I'm trying to understand the tutorial on references in Perl
perldoc perlreftut
So far with the code below, I'm initializing an empty hash with
my %table
Here is the whole program
#!/usr/bin/perl -w
use strict;
my %table;
while (<DATA>) {
chomp;
my ($city, $country) = split /, /;
#$table{$country} = [] unless exists $table{$country};
push @{$table{$country}}, $city;
print @{$table{$country}};
}
__DATA__
Chicago, USA
Frankfurt, Germany
Berlin, Germany
Washington, USA
Helsinki, Finland
New York, USA
Can somebody explain to me the line below because I'm confused since I see a reference (I think) here but it was initialized as a hash with %table.
push @{$table{$country}}, $city;
You are declaring the hash %table
. The declaration is when you tell Perl that there is a lexically scoped variable. Initialization is when you assign a value to a variable the first time. You did not initialize it, so Perl puts a default value. Because it's a hash, it starts out with an empty list ()
, which amounts to false.
You do have a dereference operator in this line.
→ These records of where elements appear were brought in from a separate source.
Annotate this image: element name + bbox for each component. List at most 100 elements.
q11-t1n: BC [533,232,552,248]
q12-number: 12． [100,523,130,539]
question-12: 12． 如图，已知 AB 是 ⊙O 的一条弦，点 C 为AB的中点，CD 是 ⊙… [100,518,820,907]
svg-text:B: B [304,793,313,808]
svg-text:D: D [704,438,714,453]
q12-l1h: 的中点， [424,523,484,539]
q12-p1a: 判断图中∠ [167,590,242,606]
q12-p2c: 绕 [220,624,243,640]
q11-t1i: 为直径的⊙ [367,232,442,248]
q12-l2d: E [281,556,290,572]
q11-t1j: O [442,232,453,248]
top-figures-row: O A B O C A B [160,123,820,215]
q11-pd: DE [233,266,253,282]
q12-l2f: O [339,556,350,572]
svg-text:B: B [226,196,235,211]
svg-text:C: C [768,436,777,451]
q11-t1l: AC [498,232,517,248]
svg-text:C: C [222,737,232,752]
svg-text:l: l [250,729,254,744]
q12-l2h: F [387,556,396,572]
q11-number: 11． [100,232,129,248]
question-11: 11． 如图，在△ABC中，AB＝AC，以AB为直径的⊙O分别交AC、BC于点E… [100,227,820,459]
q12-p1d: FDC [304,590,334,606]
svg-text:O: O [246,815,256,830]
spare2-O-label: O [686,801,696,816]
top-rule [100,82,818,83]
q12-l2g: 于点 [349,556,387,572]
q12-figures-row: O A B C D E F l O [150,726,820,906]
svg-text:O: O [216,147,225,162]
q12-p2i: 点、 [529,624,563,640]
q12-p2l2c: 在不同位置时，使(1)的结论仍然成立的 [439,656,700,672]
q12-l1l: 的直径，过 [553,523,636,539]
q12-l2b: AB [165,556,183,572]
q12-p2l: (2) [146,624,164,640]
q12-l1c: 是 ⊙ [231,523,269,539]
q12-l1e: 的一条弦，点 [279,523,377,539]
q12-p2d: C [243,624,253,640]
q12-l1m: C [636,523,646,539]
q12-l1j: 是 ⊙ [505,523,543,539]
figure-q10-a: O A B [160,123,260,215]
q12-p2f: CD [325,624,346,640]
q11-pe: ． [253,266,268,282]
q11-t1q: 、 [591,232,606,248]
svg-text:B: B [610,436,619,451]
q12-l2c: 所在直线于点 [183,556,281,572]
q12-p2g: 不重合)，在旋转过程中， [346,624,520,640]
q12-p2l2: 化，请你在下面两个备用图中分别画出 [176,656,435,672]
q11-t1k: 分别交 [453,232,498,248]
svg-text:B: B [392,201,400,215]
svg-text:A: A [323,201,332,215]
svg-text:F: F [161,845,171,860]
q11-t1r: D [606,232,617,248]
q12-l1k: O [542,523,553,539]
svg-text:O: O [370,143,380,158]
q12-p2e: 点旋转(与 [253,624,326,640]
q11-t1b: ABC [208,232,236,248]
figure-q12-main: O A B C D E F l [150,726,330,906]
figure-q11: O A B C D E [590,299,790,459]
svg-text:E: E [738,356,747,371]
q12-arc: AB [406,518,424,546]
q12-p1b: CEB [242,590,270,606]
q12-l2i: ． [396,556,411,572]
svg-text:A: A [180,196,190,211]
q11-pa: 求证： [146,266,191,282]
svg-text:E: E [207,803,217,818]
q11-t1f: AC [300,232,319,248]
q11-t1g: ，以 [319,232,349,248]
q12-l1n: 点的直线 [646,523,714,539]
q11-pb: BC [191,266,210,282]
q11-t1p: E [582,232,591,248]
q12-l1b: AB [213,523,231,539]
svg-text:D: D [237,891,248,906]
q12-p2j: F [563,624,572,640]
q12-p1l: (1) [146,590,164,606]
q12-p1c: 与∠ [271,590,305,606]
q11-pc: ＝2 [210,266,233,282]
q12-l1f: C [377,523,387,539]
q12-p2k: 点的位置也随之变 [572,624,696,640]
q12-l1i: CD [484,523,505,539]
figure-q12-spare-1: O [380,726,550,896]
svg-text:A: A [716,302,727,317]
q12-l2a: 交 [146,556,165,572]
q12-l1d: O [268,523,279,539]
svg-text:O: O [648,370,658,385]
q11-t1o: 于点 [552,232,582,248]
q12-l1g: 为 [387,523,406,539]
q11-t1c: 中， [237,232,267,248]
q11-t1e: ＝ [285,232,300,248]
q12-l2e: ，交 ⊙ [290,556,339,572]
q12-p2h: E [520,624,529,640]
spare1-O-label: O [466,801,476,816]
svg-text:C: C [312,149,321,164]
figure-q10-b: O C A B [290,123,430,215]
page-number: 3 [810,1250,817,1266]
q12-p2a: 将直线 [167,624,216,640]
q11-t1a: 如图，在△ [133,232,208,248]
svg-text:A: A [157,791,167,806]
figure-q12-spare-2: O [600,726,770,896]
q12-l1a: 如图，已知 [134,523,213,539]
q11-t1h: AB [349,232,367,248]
push @{$table{$country}}, $city;
It says take the value $table{$country}
as an array reference, dereference it, and then push $city
into that array. There is a feature called auto-vivification that automatically creates the necessary array ref before the value is pushed.
So after the first round over the input, you now have this data structure:
%table = ( 'USA' => [ 'Chicago' ] )
%table
is a hash, but the key USA
inside that hash holds an array reference.
To create multi-level data structures in Perl, you need reference. But the first level does not need to be a reference. It can be a hash or an array.